Katelin Guregian

Personal information
- Born: Katelin Snyder August 16, 1987 (age 38) Nashua, New Hampshire, U.S.
- Height: 5 ft 4 in (163 cm)
- Weight: 110 lb (50 kg)
- Spouse: Nareg Guregian

Sport
- Country: United States
- Sport: Rowing
- Event: Eight
- College team: University of Washington
- Club: USRowing Training Center – Princeton

Medal record
Women's rowing
Representing the United States
Olympic Games
| Gold medal – first place | 2016 Rio de Janeiro | W8+ {{2020 Tokyo|W8+}} |
World Championships
| Gold medal – first place | 2009 Poznań | W8+ |
| Gold medal – first place | 2013 Chungju | W8+ |
| Gold medal – first place | 2014 Amsterdam | W8+ |
| Gold medal – first place | 2015 Aiguebelette | W8+ |
| Gold medal – first place | 2018 Plovdiv | W8+ |
| Gold medal – first place | 2019 Long Beach | 2019 USRowing Indoor Championships- Women’s Open Lightweight |
| Bronze medal – third place | 2019 Ottensheim | W8+ |
U23 World Championships
| Bronze medal – third place | 2007 Glasgow | W8+ |
| Gold medal – first place | 2006 Hazewinkel | W8+ |

= Katelin Guregian =

American rowing cox

Katelin Guregian ( Snyder; August 16, 1987) is an American national rowing team coxswain. She is a five-time world champion and an Olympic gold medallist.

==Career==
She attended Winter Park High School and rowed for Winter Park Crew.

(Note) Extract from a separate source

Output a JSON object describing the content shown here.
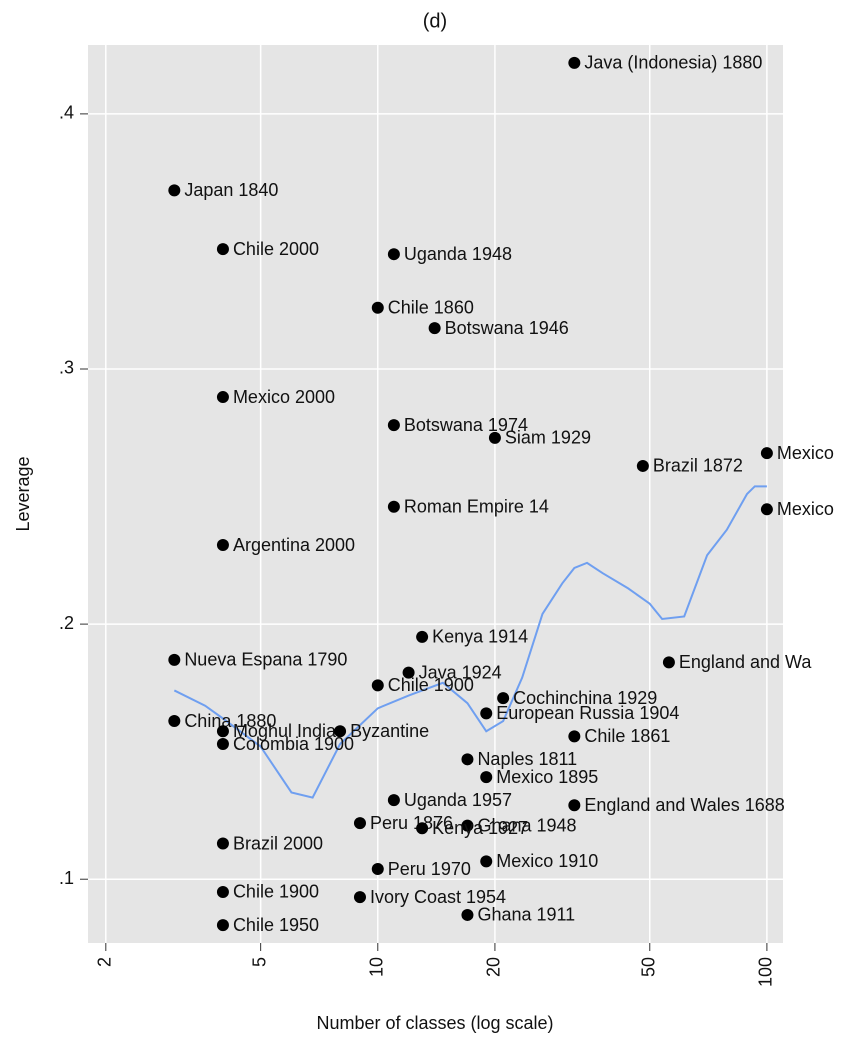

She coxed the University of Washington men's eight in college to multiple victories, and has since moved on to the international level. She coxed the US Women's 8+ to a gold medal at the 2016 Summer Olympics. In 2013, Snyder coxed the U.S. Women's eight to a world record of 5:54.16 at the Rowing World Cup III in Lucerne, Switzerland.

She has qualified to represent the United States at the 2020 Summer Olympics.

==Competitive history==
===Senior===

| Year | Event | Women's 8+ | Men's 8+ |
| 2013 | World Rowing Cup III | 1st place, gold medalist(s) |  |
| 2014 | World Championships | 1st place, gold medalist(s) |  |
| World Rowing Cup II | 1st place, gold medalist(s) |  |
| 2015 | World Championships | 1st place, gold medalist(s) |  |
| World Rowing Cup II | 1st place, gold medalist(s) |  |
| 2016 | Olympic Games | 1st place, gold medalist(s) |  |
| World Rowing Cup II | 1st place, gold medalist(s) |  |
| 2017 | World Championships | 4th |  |

==Private life==
Snyder met her future husband, Nareg Guregian, during the summer of 2013 at a training camp. They got engaged in 2015 and married towards the end of 2016.
Snyder adopted dog Olly, December 22, 2018.